Bailey Cohen-Vera (he/him) is a poet and jiujiteiro. He lives in Brooklyn, NY. 

Short Story: Garden Party

There was music in the garden. I rode the train to be here; for a moment I hid from the world and then the world came back out. The sun was lower and buildings were taller. I wouldn’t have noticed if not for the reflective grass, which still felt like normal grass. It made me look upward. I decided to lay in it. I think I’ll be a different person tonight, that’s what I’d said.

There was music in the garden. I’m struggling to remember how I was invited here, sitting on pillows and eating rice with the holiest of councils. When I walked into the evening, it was dark, so I turned on the light. Don’t be scared said the boy stroking my asshole, so I exhaled into him from a pillow. Do you understand, now, each cause and its effect? You could take a good person and give them flowers and a gun, or you could give each to two different people and tell them to try and trade with one another. What comes next will be oblivion’s fault. That’s what God sounded like, as he rearranged my furniture for four afternoons. When I complained he had overstayed his welcome, he told me such words did not rule his time. Then he took the bones he found in my bedroom and flung them at my feet. I had needed this, had welcomed it, I had thought it was good. Anything else would mean my mind was astray.

There was music in the garden. Priya was wearing her floral skirt, moving as if silk. The grass bowed and yawned. We had wanted to be like the other iridescent bohemians, so I spilled coffee on my shirt to tremendous applause. A thousand analog clocks struck four. During that time, when I spent each day picking under my fingernails with computer wire and mechanical pencil lead, most dreams I was capable of remembering began this way. I hadn’t yet met the people whom I didn’t know, so colors had more feeling and emotion. Breathable air seemed sweeter and more abundant. Right now—how am I to know if my love is ordinary, if my passions are abandonable, when my father will die?

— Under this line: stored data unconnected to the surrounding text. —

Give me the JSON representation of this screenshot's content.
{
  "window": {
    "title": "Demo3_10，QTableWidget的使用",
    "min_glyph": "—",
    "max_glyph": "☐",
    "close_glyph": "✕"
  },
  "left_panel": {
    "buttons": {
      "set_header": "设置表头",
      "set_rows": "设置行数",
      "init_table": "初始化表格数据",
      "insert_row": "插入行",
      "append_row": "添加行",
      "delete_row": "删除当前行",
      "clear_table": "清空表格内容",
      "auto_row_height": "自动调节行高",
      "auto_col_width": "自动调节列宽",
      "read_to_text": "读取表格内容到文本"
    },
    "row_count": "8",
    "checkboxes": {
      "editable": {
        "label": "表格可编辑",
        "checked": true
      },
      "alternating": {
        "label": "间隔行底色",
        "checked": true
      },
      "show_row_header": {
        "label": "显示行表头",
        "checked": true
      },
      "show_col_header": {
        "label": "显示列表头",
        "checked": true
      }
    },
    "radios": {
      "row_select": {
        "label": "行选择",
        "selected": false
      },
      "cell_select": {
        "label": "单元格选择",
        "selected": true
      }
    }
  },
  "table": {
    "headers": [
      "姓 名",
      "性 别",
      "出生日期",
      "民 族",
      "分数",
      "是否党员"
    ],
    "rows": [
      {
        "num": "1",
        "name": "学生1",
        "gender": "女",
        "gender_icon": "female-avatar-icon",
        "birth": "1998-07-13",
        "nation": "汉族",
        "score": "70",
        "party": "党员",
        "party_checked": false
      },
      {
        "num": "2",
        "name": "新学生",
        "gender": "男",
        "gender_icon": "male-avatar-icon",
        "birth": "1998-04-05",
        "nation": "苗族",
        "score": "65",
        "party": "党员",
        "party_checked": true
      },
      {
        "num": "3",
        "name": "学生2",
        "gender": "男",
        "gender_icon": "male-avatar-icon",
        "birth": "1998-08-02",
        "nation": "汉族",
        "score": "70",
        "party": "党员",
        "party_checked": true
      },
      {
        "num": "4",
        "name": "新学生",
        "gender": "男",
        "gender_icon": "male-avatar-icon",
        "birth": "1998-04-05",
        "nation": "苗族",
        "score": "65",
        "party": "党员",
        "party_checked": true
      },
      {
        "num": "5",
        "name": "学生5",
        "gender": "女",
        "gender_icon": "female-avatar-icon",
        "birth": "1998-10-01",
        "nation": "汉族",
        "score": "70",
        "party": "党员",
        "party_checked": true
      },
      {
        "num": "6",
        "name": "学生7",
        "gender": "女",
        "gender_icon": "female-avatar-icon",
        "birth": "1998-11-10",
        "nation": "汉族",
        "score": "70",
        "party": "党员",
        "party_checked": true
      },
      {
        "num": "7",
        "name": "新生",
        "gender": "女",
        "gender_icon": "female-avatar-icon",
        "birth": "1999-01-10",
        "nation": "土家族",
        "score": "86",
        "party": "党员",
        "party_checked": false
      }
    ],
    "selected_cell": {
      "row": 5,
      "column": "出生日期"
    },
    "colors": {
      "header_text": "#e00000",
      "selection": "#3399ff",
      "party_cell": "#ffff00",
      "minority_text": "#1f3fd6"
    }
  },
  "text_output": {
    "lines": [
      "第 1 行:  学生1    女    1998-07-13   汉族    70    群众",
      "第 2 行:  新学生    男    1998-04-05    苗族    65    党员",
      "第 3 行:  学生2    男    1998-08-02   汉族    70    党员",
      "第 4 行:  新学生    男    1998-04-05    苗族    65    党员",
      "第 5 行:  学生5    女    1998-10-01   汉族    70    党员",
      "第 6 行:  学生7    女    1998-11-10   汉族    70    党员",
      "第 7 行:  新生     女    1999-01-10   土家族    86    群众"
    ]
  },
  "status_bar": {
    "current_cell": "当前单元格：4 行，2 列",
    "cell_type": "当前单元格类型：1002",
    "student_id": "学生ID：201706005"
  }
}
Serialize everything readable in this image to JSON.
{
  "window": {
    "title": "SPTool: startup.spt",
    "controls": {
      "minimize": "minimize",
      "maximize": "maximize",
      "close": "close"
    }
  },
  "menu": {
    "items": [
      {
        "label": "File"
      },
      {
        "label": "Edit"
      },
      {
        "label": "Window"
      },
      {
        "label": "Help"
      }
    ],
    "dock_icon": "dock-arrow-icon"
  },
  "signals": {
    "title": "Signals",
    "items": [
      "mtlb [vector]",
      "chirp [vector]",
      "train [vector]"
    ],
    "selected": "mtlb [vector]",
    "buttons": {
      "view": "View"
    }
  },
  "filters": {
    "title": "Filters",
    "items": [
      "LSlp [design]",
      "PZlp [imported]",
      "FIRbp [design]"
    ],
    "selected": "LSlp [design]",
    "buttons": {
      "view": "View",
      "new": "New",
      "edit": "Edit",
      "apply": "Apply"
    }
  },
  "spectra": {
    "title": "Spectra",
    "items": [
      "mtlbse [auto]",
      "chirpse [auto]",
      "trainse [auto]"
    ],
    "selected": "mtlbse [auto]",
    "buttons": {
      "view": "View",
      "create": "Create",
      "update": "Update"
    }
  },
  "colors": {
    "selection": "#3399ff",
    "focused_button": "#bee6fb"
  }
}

There was music in the garden. I had tied my hair in a high ponytail so that I would feel adored. Winter like a switchblade felt threatening in its sharpness to me; I rode my bicycle over the bridge and stopped midway through. I like to pretend there are actions that things take entirely separate from the self I embody which encourages them: the coffee pouring itself into my mouth, garbage leaping from my hand, heart emerging on the sleeve. When you told me I was loving you in the wrong way, I did not ask What would be the right way? but instead began walking in an unspecified direction. Sometimes, I miss being manic, as if it made each sin more predictable, comprehensible, forgivable. Could you keep me on the side; on the side, could you keep me? I have no emotions worth deliberating. I am a mess and trying to comb my hair.

There was music in the garden. A shattered mason jar on the floor leapt up and put itself back together around a heart. It started beating steadily inside; I had failed to stop wondering what tomorrow would bring. When I looked up, the servers hanging around the bar stopped laughing or maybe it was the other way around and I was being self-important. That thought was all it took for me to lose sight of myself entirely. I began to feel distant from my shadow, so I walked on all fours for a year. I decimated my posture in favor of grasping at moral righteousness. I enjoyed grasping; it reminded me of how desire could ring. Nine thin aluminum hollow rods of varying lengths clanged in the wind. It was soothing, they made me fall asleep. A timeskip began in the world.

There was music in the garden. It’s difficult to imagine that there are others that felt this way before me, though all literary evidence seems to contradict such vanity. If I have no voice to write in, that’s not my fault. I’m trying to be understood while I non-consensually spend my paycheck on the less extravagant things in life—rent, health insurance, lunch. If writing to process, I expect to be billed by my audience, reading previously manifested and come-to-fruition dilemmas upon which I’ve yet to catch up my thinking. I think tomorrow’s poem will be my own sad fault. I’m trying to be less like the Florida man who, upon hearing his therapist’s advice to leave his beloved, screamed LOVE IS NOT A LOGICAL PROBLEM and then shot his therapist with a gun. But there was no man, there was no gun; there was only the screaming and that was enough.

There was music in the garden. I had poured myself a glass of whiskey that didn’t taste like whiskey, so I topped it with pineapple juice. I say that I hate drinking like I say I hate my life like I say I love drinking like I say I love my life. I was offended when you walked into my home and asked to whom the prayer candles belong, as if they could be anyone’s but mine. I love a little fire. I’m learning how to be more alone each day. I’m the talk of the town. I’m the officeplace whore. Don’t you think you could do more, be better, write faster, act stronger? One time I wept and the person I love more than anything else in the world kissed the tears off my cheekbones and it made me want to change my body entirely. I disagree with the notion that a poem is inherently a confessional space. So you’re pushing back against this? I am doing everything I can. I’d even beg if you asked me to, but you’d have to ask. Otherwise, I’d waste so much time. And I’d rather spend it begging.